As the Chinese Communist Party steps up its crackdown on corruption, a senior film industry figure and adviser to the Beijing government, Wang Xingdong, has called on filmmakers to start making movies about graft-busters.
"The purpose of making anti-graft films is to use culture to suppress corruption, to let the public know that culture can punish evil and promote good, can lash out at the ugly and promote justice," Wang told the Beijing Morning Post.
Wang, who worked on the script of propaganda epic Founding of a Great Republic and is vice chairman of the China Directors' Guild, has been vocal this week in making numerous calls for reform of the film business, as China's Communist elite is in Beijing for the annual rubber-stamp parliament, the National People's Congress.
Corruption by government officials is one of the prime sources of dissatisfaction among the general populace in China and is seen as a threat to the stability of the ruling Communist Party.
President Xi Jinping in late 2012 pledged to root out graft in China, whether it involves massive wealth accumulated by the powerful "tigers" of the elite or back-handers palmed over to the "flies" at the bottom of the Communist Party, he has taken some significant scalps.

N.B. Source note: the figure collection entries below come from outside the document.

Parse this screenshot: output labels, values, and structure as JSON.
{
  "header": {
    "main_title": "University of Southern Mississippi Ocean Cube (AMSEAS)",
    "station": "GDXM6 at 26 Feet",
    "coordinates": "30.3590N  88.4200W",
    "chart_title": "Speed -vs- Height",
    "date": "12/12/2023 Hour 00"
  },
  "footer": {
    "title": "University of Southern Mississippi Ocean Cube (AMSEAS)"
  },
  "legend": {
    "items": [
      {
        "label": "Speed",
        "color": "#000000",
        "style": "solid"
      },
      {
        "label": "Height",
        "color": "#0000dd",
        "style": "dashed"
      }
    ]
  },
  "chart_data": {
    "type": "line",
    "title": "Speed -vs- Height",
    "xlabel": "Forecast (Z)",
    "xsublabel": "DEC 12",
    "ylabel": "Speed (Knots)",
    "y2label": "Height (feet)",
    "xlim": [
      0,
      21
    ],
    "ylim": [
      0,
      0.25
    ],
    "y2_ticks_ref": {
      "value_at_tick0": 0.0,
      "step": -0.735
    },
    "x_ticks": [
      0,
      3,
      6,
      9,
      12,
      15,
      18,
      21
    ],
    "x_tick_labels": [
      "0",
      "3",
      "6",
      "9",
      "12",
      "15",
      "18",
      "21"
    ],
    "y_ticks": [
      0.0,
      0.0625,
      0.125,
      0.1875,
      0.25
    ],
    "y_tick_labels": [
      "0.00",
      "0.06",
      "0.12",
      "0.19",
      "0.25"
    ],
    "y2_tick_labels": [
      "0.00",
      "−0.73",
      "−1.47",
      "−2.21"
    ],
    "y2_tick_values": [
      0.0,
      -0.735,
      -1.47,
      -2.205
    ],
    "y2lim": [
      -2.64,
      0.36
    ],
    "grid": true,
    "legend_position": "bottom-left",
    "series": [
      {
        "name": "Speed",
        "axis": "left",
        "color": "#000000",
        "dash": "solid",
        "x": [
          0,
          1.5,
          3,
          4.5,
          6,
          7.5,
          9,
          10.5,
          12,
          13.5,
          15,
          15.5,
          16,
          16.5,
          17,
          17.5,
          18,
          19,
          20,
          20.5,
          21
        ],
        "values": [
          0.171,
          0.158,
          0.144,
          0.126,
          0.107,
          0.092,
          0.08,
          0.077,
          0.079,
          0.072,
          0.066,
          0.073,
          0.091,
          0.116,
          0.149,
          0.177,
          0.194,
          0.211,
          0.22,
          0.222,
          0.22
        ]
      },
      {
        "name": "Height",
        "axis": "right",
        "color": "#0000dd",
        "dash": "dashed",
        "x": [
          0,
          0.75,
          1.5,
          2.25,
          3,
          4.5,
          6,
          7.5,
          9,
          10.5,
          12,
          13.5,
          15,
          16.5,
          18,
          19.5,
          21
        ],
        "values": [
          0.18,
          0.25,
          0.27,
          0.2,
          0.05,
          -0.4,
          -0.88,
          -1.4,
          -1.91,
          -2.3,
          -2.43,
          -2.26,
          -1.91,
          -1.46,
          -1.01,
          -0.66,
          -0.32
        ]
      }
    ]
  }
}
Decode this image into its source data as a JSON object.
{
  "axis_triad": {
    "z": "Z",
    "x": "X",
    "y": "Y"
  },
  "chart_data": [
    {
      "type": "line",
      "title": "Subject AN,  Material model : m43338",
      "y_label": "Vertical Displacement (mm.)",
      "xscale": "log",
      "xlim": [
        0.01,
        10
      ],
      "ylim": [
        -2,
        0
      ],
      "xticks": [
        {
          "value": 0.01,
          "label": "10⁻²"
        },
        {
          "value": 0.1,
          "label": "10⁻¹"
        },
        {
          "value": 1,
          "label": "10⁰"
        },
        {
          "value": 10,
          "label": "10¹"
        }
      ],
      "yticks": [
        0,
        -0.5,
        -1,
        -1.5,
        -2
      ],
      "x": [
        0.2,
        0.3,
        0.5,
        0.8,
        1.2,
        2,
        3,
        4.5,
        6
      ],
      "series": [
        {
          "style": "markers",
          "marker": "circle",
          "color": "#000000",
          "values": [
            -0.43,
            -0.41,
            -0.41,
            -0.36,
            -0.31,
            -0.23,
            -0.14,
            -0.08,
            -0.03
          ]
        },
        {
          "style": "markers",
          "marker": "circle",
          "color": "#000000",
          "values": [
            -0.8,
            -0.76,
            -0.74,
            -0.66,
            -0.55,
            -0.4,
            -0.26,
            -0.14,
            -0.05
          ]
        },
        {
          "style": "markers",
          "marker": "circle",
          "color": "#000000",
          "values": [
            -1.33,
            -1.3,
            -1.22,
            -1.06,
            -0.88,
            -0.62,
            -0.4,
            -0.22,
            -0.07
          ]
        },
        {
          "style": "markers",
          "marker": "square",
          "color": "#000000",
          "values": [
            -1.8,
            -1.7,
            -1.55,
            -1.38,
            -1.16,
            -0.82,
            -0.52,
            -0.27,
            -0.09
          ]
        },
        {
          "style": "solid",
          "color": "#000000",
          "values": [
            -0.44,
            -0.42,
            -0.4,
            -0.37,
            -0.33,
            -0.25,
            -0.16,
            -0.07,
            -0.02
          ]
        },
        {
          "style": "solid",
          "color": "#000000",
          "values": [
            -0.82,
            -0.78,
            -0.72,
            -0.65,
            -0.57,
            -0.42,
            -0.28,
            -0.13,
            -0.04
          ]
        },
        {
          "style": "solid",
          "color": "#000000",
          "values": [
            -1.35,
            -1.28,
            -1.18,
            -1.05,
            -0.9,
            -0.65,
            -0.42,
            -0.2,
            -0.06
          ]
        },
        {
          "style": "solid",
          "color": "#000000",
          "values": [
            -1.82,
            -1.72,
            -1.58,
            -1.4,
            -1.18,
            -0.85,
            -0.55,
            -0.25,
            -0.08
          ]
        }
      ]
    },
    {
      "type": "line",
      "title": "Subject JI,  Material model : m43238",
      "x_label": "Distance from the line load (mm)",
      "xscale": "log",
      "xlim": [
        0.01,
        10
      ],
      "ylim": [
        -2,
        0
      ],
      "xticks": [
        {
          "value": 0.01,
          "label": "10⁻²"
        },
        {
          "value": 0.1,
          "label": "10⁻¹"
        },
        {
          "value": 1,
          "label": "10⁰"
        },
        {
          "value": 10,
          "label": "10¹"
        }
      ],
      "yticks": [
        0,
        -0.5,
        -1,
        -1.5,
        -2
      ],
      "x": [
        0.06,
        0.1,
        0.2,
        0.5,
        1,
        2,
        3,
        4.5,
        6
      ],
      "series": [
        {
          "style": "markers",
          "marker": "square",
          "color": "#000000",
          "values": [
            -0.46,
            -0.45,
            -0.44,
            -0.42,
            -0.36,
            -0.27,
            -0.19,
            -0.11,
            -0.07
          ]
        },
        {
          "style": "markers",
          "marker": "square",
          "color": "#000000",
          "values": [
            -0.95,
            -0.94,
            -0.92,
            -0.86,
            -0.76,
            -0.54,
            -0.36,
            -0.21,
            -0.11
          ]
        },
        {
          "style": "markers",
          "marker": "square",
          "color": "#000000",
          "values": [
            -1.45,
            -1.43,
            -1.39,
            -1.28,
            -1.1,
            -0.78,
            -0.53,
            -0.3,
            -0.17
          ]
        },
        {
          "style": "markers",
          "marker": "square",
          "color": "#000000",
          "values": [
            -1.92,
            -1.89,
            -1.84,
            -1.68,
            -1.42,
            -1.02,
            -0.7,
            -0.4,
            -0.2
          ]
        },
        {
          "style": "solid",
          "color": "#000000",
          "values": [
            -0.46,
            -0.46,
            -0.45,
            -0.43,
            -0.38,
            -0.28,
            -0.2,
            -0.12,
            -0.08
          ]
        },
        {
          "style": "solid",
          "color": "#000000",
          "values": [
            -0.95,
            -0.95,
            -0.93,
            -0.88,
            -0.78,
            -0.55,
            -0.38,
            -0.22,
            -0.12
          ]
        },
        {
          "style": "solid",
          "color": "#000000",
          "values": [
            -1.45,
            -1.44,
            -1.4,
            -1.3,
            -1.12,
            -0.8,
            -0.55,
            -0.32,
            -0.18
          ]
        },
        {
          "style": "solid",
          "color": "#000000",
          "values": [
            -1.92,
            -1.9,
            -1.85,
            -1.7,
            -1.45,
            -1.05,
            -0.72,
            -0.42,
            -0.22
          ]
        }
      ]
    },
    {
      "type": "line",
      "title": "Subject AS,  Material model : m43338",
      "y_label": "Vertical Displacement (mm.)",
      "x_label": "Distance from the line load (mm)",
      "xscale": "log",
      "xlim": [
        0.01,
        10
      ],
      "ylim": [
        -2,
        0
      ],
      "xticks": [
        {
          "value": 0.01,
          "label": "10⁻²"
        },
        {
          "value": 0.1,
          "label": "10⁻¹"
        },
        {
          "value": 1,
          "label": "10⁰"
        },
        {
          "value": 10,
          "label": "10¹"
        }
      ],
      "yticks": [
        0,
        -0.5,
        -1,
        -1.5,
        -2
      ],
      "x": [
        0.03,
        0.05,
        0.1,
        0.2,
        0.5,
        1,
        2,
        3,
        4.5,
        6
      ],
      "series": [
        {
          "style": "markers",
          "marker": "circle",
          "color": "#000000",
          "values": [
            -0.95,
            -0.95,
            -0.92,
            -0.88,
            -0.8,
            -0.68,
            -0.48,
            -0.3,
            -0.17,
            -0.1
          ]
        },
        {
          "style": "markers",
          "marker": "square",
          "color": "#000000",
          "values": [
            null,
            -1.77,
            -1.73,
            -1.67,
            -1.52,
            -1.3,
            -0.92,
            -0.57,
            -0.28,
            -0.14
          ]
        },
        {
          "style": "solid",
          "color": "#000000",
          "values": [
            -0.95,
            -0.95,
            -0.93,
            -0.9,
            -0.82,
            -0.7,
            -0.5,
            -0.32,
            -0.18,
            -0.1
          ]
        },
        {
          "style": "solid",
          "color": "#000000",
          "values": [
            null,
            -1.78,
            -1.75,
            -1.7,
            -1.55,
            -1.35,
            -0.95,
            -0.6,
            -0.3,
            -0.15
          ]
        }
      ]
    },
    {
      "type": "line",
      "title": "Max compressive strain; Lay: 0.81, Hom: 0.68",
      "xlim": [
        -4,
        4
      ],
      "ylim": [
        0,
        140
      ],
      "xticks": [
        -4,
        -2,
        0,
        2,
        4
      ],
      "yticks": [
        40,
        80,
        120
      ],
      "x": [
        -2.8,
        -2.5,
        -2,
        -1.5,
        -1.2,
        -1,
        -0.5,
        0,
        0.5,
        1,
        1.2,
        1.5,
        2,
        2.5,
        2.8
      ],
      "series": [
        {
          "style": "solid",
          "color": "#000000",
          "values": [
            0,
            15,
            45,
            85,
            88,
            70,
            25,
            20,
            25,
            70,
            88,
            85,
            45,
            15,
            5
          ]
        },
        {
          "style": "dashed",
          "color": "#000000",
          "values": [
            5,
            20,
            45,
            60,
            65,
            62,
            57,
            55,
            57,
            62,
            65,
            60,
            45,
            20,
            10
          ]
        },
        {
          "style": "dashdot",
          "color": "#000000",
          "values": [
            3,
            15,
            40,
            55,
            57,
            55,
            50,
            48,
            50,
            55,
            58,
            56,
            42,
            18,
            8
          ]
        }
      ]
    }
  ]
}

The biggest is Bo Xilai, the former party boss in Dalian and Chongqing who was purged last year, and is serving a life sentence for corruption and abuse of power, while his wife Gu Kailai sits in jail for murder.
Earlier this week, Wang called for the censorship of movies to be based on clear legal rules, rather than by individual government officials, saying a lack of clarity about how censorship works was a major problem for movie-makers.
Anti-corruption movies should sound the death-knell for those who are corrupt and encourage more discipline. "Therefore, we must create more excellent films," he said.
Last year, the Hong Kong International Film Festival marked the city's Independent Commission Against Corruption's 40th anniversary by showing the world premiere of ICAC Investigators 2014 -- Better Tomorrow, a TV movie produced by the anti-corruption organization about a recent university graduate's passion for investigative work.
The anti-corruption campaign is making waves in the entertainment industry as well. The top disciplinary watchdog of China's ruling Communist Party arrested 49 people in the entertainment industry for corruption last year.